A proposito ancora di poesia e di dolore, in “Goodbye to the Black and White Dance” lei parla apertamente del suo percorso psicologico e cioè di quando ha scoperto che l’essenza della sua persona era in realtà un “diamante”. Cosa intende? La poesia l’ha aiutata a trasformare le sue sofferenze?

«Questa terapia ha cambiato la mia percezione. Io sapevo che la mia sofferenza era profonda e con molte sfaccettature. Ho avuto una terapeuta meravigliosa che mi ha spinta a fare arte terapia, danza terapia, a rompere cose, qualsiasi cosa possibile per far uscire tutto quello che avevo dentro. Credevo che un terapeuta ti tenesse lì sul lettino, mentre la mia diceva: “Vai e fai questo, danza, dipingi, scrivi poesie”. E le poesie continuavano a venire fuori: è stata una grande parte del processo attraverso cui sono guarita».

È vero che ha distrutto una Tesla contro un albero?

«Dio benedica l’albero. Odiavo quella Tesla. L’ho comprata pensando: “Deve essere meravigliosa”. Dopo un’ora dall’acquisto l’ho schiantata contro un albero, causando settemila dollari di danni. Con quei soldi compri un’altra macchina. Ma non l’ho fatto. E invece era un segno per me e non l’ho ascoltato. Ho distrutto quella macchina altre due volte prima di capire che non era per me».

Ritornando alla politica, un dato incredibile è che anche i più poveri e gli immigrati hanno votato per Donald Trump. Come ha fatto a convincerli?

«Credo che lui e i suoi siano riusciti a creare una mentalità da setta: non c’è modo di decifrarla, non si può capire razionalmente. E loro ci odiano. Io cerco di non odiarli. Ma faccio fatica. Mi fanno stare male e... vorrei che sparissero. Non mi importa come.

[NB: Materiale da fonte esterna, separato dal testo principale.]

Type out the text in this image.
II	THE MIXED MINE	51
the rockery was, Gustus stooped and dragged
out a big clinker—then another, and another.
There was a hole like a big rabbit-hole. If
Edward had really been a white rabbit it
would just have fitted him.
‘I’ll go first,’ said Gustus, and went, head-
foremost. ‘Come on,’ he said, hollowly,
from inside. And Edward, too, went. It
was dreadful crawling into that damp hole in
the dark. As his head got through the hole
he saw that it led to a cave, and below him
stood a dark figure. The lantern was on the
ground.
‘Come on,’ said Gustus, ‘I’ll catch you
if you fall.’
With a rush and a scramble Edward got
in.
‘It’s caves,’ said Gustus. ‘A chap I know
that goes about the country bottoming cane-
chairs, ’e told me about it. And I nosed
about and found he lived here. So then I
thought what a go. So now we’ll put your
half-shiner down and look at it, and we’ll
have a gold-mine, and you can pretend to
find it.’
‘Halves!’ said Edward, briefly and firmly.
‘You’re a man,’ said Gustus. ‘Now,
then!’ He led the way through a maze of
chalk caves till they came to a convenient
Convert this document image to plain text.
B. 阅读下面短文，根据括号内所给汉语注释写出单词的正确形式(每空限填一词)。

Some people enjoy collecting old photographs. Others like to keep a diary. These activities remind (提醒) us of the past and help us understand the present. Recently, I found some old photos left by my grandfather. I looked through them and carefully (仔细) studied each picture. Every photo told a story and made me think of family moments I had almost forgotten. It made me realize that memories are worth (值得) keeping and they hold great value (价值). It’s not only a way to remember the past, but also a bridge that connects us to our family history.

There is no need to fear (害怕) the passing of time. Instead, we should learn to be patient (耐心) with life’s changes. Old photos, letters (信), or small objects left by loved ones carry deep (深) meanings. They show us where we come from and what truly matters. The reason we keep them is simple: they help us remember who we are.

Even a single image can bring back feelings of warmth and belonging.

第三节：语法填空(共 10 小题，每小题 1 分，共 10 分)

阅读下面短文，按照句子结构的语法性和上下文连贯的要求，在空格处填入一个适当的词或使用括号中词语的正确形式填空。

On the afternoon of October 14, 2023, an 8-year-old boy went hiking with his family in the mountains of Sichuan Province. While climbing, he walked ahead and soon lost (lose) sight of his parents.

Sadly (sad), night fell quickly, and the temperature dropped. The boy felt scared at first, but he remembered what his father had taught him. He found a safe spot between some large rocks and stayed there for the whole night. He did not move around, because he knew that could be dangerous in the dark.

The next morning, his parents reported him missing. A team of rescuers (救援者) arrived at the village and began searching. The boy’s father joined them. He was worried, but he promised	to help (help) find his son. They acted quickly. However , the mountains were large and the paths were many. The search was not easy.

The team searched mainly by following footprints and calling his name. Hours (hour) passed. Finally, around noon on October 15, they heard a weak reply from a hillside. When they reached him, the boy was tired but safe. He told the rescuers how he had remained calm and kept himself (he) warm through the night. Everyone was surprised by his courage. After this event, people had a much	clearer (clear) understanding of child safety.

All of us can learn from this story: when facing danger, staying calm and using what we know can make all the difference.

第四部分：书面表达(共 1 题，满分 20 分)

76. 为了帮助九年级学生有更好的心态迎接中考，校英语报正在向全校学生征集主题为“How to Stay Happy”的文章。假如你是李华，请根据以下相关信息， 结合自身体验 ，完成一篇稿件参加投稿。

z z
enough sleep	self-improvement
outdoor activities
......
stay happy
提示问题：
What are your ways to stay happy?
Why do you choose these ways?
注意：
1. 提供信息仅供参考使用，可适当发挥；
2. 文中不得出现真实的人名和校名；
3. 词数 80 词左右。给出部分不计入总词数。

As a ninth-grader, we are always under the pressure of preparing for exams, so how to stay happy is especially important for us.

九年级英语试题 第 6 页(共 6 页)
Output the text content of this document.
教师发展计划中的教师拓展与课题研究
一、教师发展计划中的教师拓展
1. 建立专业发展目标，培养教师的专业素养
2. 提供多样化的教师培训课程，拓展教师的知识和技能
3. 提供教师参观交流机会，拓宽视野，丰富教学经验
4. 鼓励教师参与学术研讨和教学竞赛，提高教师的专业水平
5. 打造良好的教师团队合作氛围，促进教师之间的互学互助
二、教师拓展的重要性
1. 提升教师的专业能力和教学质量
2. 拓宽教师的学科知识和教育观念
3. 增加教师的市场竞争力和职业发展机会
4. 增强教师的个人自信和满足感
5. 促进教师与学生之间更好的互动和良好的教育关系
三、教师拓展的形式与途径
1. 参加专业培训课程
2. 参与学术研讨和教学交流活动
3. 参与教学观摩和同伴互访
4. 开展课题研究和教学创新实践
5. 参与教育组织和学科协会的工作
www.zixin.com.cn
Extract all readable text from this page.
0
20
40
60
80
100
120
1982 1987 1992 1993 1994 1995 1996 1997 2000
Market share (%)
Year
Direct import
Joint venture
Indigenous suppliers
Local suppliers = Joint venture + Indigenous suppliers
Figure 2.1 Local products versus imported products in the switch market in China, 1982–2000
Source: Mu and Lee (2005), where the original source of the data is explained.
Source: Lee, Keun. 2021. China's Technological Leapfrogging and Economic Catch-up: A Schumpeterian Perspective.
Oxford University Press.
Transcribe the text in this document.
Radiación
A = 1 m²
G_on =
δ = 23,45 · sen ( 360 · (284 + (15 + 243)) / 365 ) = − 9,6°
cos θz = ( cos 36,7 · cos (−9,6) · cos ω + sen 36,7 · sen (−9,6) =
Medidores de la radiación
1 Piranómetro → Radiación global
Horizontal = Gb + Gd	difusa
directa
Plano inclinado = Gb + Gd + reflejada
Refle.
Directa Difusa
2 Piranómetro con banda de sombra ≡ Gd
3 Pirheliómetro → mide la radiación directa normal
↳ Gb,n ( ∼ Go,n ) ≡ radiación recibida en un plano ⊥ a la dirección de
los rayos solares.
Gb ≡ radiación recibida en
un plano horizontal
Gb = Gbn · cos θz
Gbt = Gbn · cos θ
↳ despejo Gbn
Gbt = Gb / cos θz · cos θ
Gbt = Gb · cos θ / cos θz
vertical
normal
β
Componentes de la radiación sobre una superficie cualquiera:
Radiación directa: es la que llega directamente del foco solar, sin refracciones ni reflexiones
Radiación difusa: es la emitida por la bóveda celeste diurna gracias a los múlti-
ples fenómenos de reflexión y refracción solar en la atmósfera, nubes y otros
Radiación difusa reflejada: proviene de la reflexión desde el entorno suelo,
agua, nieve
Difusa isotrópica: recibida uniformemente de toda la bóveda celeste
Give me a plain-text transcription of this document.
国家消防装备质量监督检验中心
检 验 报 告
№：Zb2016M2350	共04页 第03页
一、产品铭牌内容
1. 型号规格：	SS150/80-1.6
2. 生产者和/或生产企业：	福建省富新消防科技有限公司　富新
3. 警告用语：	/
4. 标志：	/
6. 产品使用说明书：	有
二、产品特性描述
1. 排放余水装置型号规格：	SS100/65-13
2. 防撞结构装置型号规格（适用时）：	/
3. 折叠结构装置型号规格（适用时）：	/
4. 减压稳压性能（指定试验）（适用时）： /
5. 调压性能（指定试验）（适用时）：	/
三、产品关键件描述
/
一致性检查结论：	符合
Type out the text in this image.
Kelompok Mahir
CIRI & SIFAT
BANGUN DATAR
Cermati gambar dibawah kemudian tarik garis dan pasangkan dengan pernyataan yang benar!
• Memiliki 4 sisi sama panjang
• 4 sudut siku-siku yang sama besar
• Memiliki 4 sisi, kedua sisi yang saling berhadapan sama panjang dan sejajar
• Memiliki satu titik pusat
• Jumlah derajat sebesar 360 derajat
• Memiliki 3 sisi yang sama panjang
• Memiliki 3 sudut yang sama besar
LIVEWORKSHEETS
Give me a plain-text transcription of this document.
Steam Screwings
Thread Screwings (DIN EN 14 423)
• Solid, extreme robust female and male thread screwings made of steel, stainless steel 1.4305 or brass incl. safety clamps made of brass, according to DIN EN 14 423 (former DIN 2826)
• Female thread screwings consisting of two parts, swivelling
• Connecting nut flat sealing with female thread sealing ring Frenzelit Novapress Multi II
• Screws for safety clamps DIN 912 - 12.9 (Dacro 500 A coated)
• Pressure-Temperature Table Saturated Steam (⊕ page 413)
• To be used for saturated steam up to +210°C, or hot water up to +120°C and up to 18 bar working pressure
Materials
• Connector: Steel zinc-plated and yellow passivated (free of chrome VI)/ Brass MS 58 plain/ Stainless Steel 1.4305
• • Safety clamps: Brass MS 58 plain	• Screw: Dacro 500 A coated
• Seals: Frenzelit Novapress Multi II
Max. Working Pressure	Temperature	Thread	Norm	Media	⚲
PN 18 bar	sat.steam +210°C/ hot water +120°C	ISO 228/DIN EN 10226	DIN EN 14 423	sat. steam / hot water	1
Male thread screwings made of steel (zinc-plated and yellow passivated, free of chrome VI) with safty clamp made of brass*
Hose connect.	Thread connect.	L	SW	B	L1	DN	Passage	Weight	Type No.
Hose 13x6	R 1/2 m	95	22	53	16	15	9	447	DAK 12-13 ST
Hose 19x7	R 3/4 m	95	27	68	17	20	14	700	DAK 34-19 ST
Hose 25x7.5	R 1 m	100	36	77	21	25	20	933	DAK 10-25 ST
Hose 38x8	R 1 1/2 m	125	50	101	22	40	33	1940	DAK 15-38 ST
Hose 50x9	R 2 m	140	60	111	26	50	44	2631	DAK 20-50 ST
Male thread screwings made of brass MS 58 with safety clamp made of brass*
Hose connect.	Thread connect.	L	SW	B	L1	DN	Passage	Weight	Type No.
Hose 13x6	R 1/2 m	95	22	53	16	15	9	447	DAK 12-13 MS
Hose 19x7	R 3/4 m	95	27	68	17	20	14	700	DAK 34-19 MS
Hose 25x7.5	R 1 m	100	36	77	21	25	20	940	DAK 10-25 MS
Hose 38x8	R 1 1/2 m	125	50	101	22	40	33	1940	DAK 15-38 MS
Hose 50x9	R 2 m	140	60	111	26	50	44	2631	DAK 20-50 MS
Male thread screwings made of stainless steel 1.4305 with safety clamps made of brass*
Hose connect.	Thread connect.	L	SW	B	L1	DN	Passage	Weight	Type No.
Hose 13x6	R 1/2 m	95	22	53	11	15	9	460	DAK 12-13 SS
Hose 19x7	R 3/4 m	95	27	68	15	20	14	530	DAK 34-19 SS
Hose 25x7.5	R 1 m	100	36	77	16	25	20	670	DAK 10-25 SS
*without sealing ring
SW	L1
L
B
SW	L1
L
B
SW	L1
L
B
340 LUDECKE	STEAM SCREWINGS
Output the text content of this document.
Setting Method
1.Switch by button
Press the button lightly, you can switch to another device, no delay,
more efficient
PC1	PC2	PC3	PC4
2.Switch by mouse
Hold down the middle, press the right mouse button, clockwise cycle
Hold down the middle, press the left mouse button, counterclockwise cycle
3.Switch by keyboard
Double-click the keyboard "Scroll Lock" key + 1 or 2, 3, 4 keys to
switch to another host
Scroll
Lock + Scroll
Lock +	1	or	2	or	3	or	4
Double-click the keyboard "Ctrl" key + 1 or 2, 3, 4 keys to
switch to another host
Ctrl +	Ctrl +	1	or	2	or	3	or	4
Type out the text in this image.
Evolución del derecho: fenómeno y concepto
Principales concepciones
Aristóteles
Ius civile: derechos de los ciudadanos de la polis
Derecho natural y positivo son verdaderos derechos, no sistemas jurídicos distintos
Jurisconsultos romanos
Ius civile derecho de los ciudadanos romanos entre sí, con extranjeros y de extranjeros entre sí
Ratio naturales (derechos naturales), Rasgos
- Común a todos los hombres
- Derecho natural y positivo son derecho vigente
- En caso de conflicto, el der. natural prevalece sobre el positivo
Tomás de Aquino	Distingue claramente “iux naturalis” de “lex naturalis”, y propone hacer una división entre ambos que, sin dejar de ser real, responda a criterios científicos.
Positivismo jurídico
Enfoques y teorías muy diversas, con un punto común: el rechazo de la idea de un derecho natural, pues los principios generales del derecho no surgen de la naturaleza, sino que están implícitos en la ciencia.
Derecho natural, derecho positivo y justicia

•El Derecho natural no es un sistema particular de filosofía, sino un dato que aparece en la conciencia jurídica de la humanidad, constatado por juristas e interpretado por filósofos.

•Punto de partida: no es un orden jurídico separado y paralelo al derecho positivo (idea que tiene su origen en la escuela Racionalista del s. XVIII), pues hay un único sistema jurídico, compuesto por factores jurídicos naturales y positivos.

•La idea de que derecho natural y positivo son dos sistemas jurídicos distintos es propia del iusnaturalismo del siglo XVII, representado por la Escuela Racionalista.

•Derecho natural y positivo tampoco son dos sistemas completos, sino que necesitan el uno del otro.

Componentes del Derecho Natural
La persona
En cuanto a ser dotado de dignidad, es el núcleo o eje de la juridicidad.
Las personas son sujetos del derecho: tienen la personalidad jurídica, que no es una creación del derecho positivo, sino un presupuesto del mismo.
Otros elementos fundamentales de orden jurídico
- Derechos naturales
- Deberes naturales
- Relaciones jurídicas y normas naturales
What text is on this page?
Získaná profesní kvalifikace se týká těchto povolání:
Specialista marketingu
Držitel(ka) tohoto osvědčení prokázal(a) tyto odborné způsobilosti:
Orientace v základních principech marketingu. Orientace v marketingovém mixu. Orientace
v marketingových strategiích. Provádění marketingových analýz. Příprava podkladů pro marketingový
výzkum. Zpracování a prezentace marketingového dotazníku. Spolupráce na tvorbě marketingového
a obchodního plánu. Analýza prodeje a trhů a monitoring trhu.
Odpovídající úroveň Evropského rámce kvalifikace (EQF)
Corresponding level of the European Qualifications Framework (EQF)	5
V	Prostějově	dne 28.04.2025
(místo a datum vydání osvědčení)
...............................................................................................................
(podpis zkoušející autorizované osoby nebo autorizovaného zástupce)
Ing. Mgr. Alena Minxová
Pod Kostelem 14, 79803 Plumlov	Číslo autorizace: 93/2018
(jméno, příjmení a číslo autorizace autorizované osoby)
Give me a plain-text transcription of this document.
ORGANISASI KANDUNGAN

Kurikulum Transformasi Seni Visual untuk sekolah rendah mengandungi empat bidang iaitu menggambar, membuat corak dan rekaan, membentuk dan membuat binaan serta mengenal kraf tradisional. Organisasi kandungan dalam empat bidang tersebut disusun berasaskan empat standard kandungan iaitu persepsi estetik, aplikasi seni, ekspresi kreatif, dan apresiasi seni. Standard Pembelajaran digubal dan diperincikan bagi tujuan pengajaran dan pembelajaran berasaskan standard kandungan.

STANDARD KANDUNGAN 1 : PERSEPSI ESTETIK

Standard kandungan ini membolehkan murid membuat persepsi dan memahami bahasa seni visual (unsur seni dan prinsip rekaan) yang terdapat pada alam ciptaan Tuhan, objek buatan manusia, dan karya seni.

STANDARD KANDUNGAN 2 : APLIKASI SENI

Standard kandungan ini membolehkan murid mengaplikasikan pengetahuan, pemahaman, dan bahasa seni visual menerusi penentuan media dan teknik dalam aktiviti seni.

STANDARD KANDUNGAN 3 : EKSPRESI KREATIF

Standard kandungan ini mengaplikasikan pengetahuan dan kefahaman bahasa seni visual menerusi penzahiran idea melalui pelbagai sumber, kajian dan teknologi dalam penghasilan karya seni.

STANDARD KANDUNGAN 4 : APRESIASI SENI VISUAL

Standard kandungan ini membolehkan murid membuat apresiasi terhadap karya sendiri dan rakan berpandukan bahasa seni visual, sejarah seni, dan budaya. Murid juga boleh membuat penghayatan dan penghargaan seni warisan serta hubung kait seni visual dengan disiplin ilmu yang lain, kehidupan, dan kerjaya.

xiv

So solo che non potrei sparare perché sono da sempre pacifista, ma non posso impedirmi di desiderarlo».

La magia per guarire per lei è sempre stata l’arte: oggi la poesia, da sempre la musica: era questo che la univa così profondamente a Dylan al di là di tutto?

«Amavo soprattutto i momenti di canto con Bob, sì: quando lui sale sul palco, ogni cosa è perdonata».

La sua voce così limpida era perfetta con quella così “sporca” di Dylan: “Diamond and Rust”, proprio come il titolo della sua canzone.

«Beh, lui non poteva adattarsi a me, quindi mi adattavo io a lui. A volte dovevo trovare il mio posto sotto il suo cappello per avere un po’ di microfono».